The parameters for the subworkflows include information on how many events to generate
and, in the case of signal and background, what the relative weight should be.
```console
$ head -8 workflow/databkgmc.yml
stages:
- name: all_bkg_mc
scheduler:
scheduler_type: singlestep-stage
parameters:
mcname: [mc1,mc2]
mcweight: [0.01875,0.0125] # [Ndata / Ngen * 0.2 * 0.15, Ndata / Ngen * 0.2 * 0.1] = [10/16*0.03, 1/16 * 0.02]
nevents: [40000,40000,40000,40000] #160k events / mc sample
```
Please see the [databkgmc.yml](workflow/databkgmc.yml) workflow definition and related
[Yadage documentation](http://yadage.readthedocs.io/).
### 5. Output results
The interesting fragements generated by this result are the pre- and the post-fit
distributions of the individual samples as well as the HepData submission in the form of
a ZIP archive.
Below we see the model at its pre-fit configuration at nominal signal strength mu=1. The
signal distribution is shown in green. As we can see the nominal setting does not
describe the data, which is shown in black dots, well.
![](https://raw.githubusercontent.com/reanahub/reana-demo-bsm-search/master/docs/prefit.png)
Here we see the post-fit distribution.
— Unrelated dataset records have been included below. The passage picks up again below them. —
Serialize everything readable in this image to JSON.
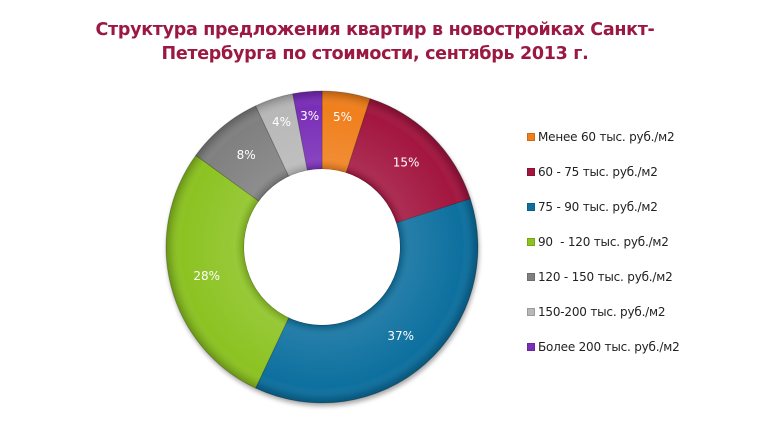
{
  "title": {
    "line1": "Структура предложения квартир в новостройках Санкт-",
    "line2": "Петербурга по стоимости, сентябрь 2013 г."
  },
  "chart_data": {
    "type": "pie",
    "variant": "donut",
    "title": "Структура предложения квартир в новостройках Санкт-Петербурга по стоимости, сентябрь 2013 г.",
    "categories": [
      "Менее 60 тыс. руб./м2",
      "60 - 75 тыс. руб./м2",
      "75 - 90 тыс. руб./м2",
      "90  - 120 тыс. руб./м2",
      "120 - 150 тыс. руб./м2",
      "150-200 тыс. руб./м2",
      "Более 200 тыс. руб./м2"
    ],
    "values": [
      5,
      15,
      37,
      28,
      8,
      4,
      3
    ],
    "value_labels": [
      "5%",
      "15%",
      "37%",
      "28%",
      "8%",
      "4%",
      "3%"
    ],
    "colors": [
      "#F07F1B",
      "#A3173F",
      "#0F6F9F",
      "#8CC320",
      "#808080",
      "#B8B8B8",
      "#7A2FB8"
    ],
    "legend_position": "right",
    "start_angle_deg": 0,
    "direction": "clockwise"
  },
  "legend": {
    "items": [
      {
        "label": "Менее 60 тыс. руб./м2",
        "color": "#F07F1B"
      },
      {
        "label": "60 - 75 тыс. руб./м2",
        "color": "#A3173F"
      },
      {
        "label": "75 - 90 тыс. руб./м2",
        "color": "#0F6F9F"
      },
      {
        "label": "90  - 120 тыс. руб./м2",
        "color": "#8CC320"
      },
      {
        "label": "120 - 150 тыс. руб./м2",
        "color": "#808080"
      },
      {
        "label": "150-200 тыс. руб./м2",
        "color": "#B8B8B8"
      },
      {
        "label": "Более 200 тыс. руб./м2",
        "color": "#7A2FB8"
      }
    ]
  }
}
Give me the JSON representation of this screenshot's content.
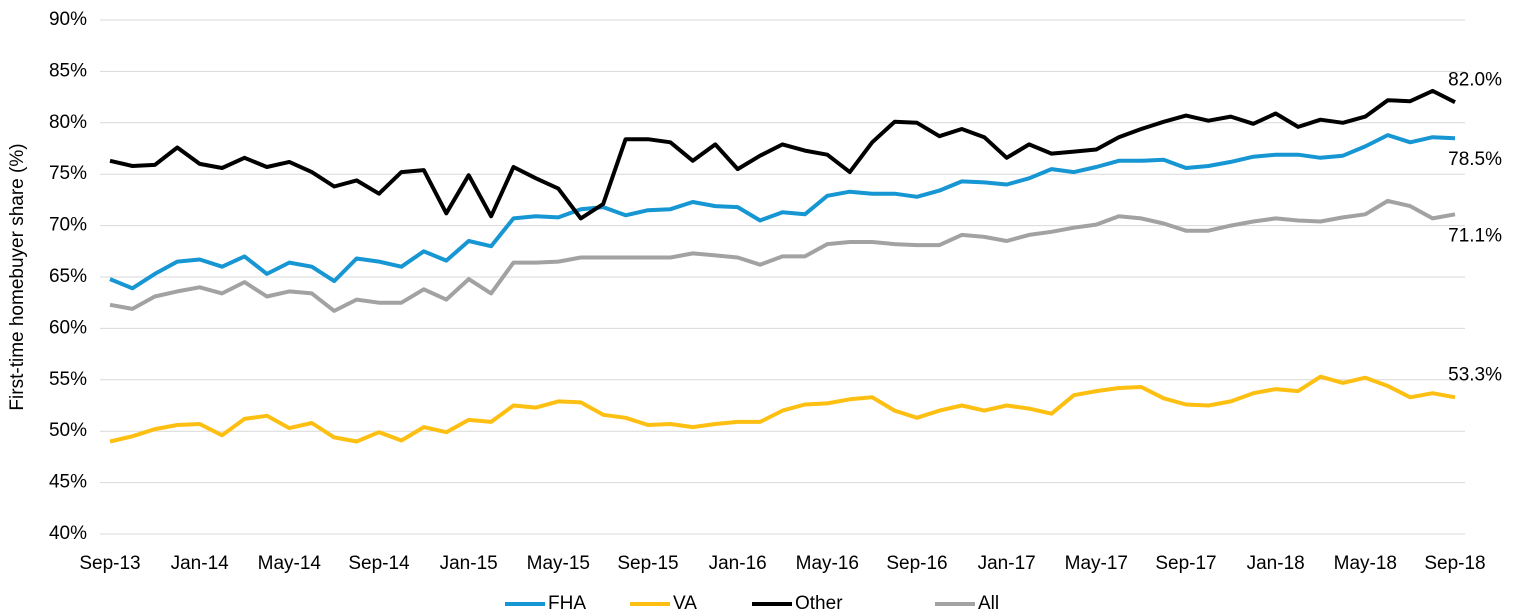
{
  "chart_data": {
    "type": "line",
    "y_label": "First-time homebuyer share (%)",
    "categories": [
      "Sep-13",
      null,
      null,
      null,
      "Jan-14",
      null,
      null,
      null,
      "May-14",
      null,
      null,
      null,
      "Sep-14",
      null,
      null,
      null,
      "Jan-15",
      null,
      null,
      null,
      "May-15",
      null,
      null,
      null,
      "Sep-15",
      null,
      null,
      null,
      "Jan-16",
      null,
      null,
      null,
      "May-16",
      null,
      null,
      null,
      "Sep-16",
      null,
      null,
      null,
      "Jan-17",
      null,
      null,
      null,
      "May-17",
      null,
      null,
      null,
      "Sep-17",
      null,
      null,
      null,
      "Jan-18",
      null,
      null,
      null,
      "May-18",
      null,
      null,
      null,
      "Sep-18"
    ],
    "series": [
      {
        "name": "FHA",
        "color": "#1696d2",
        "values": [
          64.8,
          63.9,
          65.3,
          66.5,
          66.7,
          66.0,
          67.0,
          65.3,
          66.4,
          66.0,
          64.6,
          66.8,
          66.5,
          66.0,
          67.5,
          66.6,
          68.5,
          68.0,
          70.7,
          70.9,
          70.8,
          71.6,
          71.8,
          71.0,
          71.5,
          71.6,
          72.3,
          71.9,
          71.8,
          70.5,
          71.3,
          71.1,
          72.9,
          73.3,
          73.1,
          73.1,
          72.8,
          73.4,
          74.3,
          74.2,
          74.0,
          74.6,
          75.5,
          75.2,
          75.7,
          76.3,
          76.3,
          76.4,
          75.6,
          75.8,
          76.2,
          76.7,
          76.9,
          76.9,
          76.6,
          76.8,
          77.7,
          78.8,
          78.1,
          78.6,
          78.5
        ],
        "value_labels": [
          null,
          null,
          null,
          null,
          null,
          null,
          null,
          null,
          null,
          null,
          null,
          null,
          null,
          null,
          null,
          null,
          null,
          null,
          null,
          null,
          null,
          null,
          null,
          null,
          null,
          null,
          null,
          null,
          null,
          null,
          null,
          null,
          null,
          null,
          null,
          null,
          null,
          null,
          null,
          null,
          null,
          null,
          null,
          null,
          null,
          null,
          null,
          null,
          null,
          null,
          null,
          null,
          null,
          null,
          null,
          null,
          null,
          null,
          null,
          null,
          "78.5%"
        ]
      },
      {
        "name": "VA",
        "color": "#fdbf11",
        "values": [
          49.0,
          49.5,
          50.2,
          50.6,
          50.7,
          49.6,
          51.2,
          51.5,
          50.3,
          50.8,
          49.4,
          49.0,
          49.9,
          49.1,
          50.4,
          49.9,
          51.1,
          50.9,
          52.5,
          52.3,
          52.9,
          52.8,
          51.6,
          51.3,
          50.6,
          50.7,
          50.4,
          50.7,
          50.9,
          50.9,
          52.0,
          52.6,
          52.7,
          53.1,
          53.3,
          52.0,
          51.3,
          52.0,
          52.5,
          52.0,
          52.5,
          52.2,
          51.7,
          53.5,
          53.9,
          54.2,
          54.3,
          53.2,
          52.6,
          52.5,
          52.9,
          53.7,
          54.1,
          53.9,
          55.3,
          54.7,
          55.2,
          54.4,
          53.3,
          53.7,
          53.3
        ],
        "value_labels": [
          null,
          null,
          null,
          null,
          null,
          null,
          null,
          null,
          null,
          null,
          null,
          null,
          null,
          null,
          null,
          null,
          null,
          null,
          null,
          null,
          null,
          null,
          null,
          null,
          null,
          null,
          null,
          null,
          null,
          null,
          null,
          null,
          null,
          null,
          null,
          null,
          null,
          null,
          null,
          null,
          null,
          null,
          null,
          null,
          null,
          null,
          null,
          null,
          null,
          null,
          null,
          null,
          null,
          null,
          null,
          null,
          null,
          null,
          null,
          null,
          "53.3%"
        ]
      },
      {
        "name": "Other",
        "color": "#000000",
        "values": [
          76.3,
          75.8,
          75.9,
          77.6,
          76.0,
          75.6,
          76.6,
          75.7,
          76.2,
          75.2,
          73.8,
          74.4,
          73.1,
          75.2,
          75.4,
          71.2,
          74.9,
          70.9,
          75.7,
          74.6,
          73.6,
          70.7,
          72.1,
          78.4,
          78.4,
          78.1,
          76.3,
          77.9,
          75.5,
          76.8,
          77.9,
          77.3,
          76.9,
          75.2,
          78.1,
          80.1,
          80.0,
          78.7,
          79.4,
          78.6,
          76.6,
          77.9,
          77.0,
          77.2,
          77.4,
          78.6,
          79.4,
          80.1,
          80.7,
          80.2,
          80.6,
          79.9,
          80.9,
          79.6,
          80.3,
          80.0,
          80.6,
          82.2,
          82.1,
          83.1,
          82.0
        ],
        "value_labels": [
          null,
          null,
          null,
          null,
          null,
          null,
          null,
          null,
          null,
          null,
          null,
          null,
          null,
          null,
          null,
          null,
          null,
          null,
          null,
          null,
          null,
          null,
          null,
          null,
          null,
          null,
          null,
          null,
          null,
          null,
          null,
          null,
          null,
          null,
          null,
          null,
          null,
          null,
          null,
          null,
          null,
          null,
          null,
          null,
          null,
          null,
          null,
          null,
          null,
          null,
          null,
          null,
          null,
          null,
          null,
          null,
          null,
          null,
          null,
          null,
          "82.0%"
        ]
      },
      {
        "name": "All",
        "color": "#a2a2a2",
        "values": [
          62.3,
          61.9,
          63.1,
          63.6,
          64.0,
          63.4,
          64.5,
          63.1,
          63.6,
          63.4,
          61.7,
          62.8,
          62.5,
          62.5,
          63.8,
          62.8,
          64.8,
          63.4,
          66.4,
          66.4,
          66.5,
          66.9,
          66.9,
          66.9,
          66.9,
          66.9,
          67.3,
          67.1,
          66.9,
          66.2,
          67.0,
          67.0,
          68.2,
          68.4,
          68.4,
          68.2,
          68.1,
          68.1,
          69.1,
          68.9,
          68.5,
          69.1,
          69.4,
          69.8,
          70.1,
          70.9,
          70.7,
          70.2,
          69.5,
          69.5,
          70.0,
          70.4,
          70.7,
          70.5,
          70.4,
          70.8,
          71.1,
          72.4,
          71.9,
          70.7,
          71.1
        ],
        "value_labels": [
          null,
          null,
          null,
          null,
          null,
          null,
          null,
          null,
          null,
          null,
          null,
          null,
          null,
          null,
          null,
          null,
          null,
          null,
          null,
          null,
          null,
          null,
          null,
          null,
          null,
          null,
          null,
          null,
          null,
          null,
          null,
          null,
          null,
          null,
          null,
          null,
          null,
          null,
          null,
          null,
          null,
          null,
          null,
          null,
          null,
          null,
          null,
          null,
          null,
          null,
          null,
          null,
          null,
          null,
          null,
          null,
          null,
          null,
          null,
          null,
          "71.1%"
        ]
      }
    ],
    "ylim": [
      40,
      90
    ],
    "yticks": [
      {
        "value": 40,
        "label": "40%"
      },
      {
        "value": 45,
        "label": "45%"
      },
      {
        "value": 50,
        "label": "50%"
      },
      {
        "value": 55,
        "label": "55%"
      },
      {
        "value": 60,
        "label": "60%"
      },
      {
        "value": 65,
        "label": "65%"
      },
      {
        "value": 70,
        "label": "70%"
      },
      {
        "value": 75,
        "label": "75%"
      },
      {
        "value": 80,
        "label": "80%"
      },
      {
        "value": 85,
        "label": "85%"
      },
      {
        "value": 90,
        "label": "90%"
      }
    ],
    "grid": true,
    "legend": "bottom"
  }
}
As we can see, the signal sample needed to be
scale down significantly to fit the data, which is expected since we generated the data
in accordance with a SM-only scenario.
![](https://raw.githubusercontent.com/reanahub/reana-demo-bsm-search/master/docs/postfit.png)
## Running the example on REANA cloud
There are two ways to execute this analysis example on REANA.
If you would like to simply launch this analysis example on the REANA instance at CERN
and inspect its results using the web interface, please click on the following badge:
[![image](https://www.reana.io/static/img/badges/launch-on-reana-at-cern.svg)](https://reana.cern.ch/launch?url=https%3A%2F%2Fgithub.com%2Freanahub%2Freana-demo-bsm-search&name=reana-demo-bsm-search)
If you would like a step-by-step guide on how to use the REANA command-line client to
launch this analysis example, please read on.
We start by creating a [reana.yaml](reana.yaml) file describing the above analysis
structure with its inputs, code, runtime environment, computational workflow steps and
expected outputs:
```yaml
version: 0.6.0
inputs:
directories:
- workflow
workflow:
type: yadage
file: workflow/databkgmc.yml
outputs:
files:
- plot/prefit.pdf
- plot/postfit.pdf
```
We can now install the REANA command-line client, run the analysis and download the
resulting plots:
```console
$ # create new virtual environment
$ virtualenv ~/.virtualenvs/myreana
$ source ~/.virtualenvs/myreana/bin/activate
$ # install REANA client
$ pip install reana-client
$ # connect to some REANA cloud instance
$ export REANA_SERVER_URL=https://reana.cern.ch/
$ export REANA_ACCESS_TOKEN=XXXXXXX
$ # create new workflow
$ reana-client create -n my-analysis
$ export REANA_WORKON=my-analysis
$ # upload input code and data to the workspace
$ reana-client upload
$ # start computational workflow
$ reana-client start
$ # ... should be finished in about 15 minutes
$ # check its status
$ reana-client status
$ # list workspace files
$ reana-client ls
$ # download generated plots
$ reana-client download
```
Please see the [REANA-Client](https://reana-client.readthedocs.io/) documentation for
more detailed explanation of typical `reana-client` usage scenarios.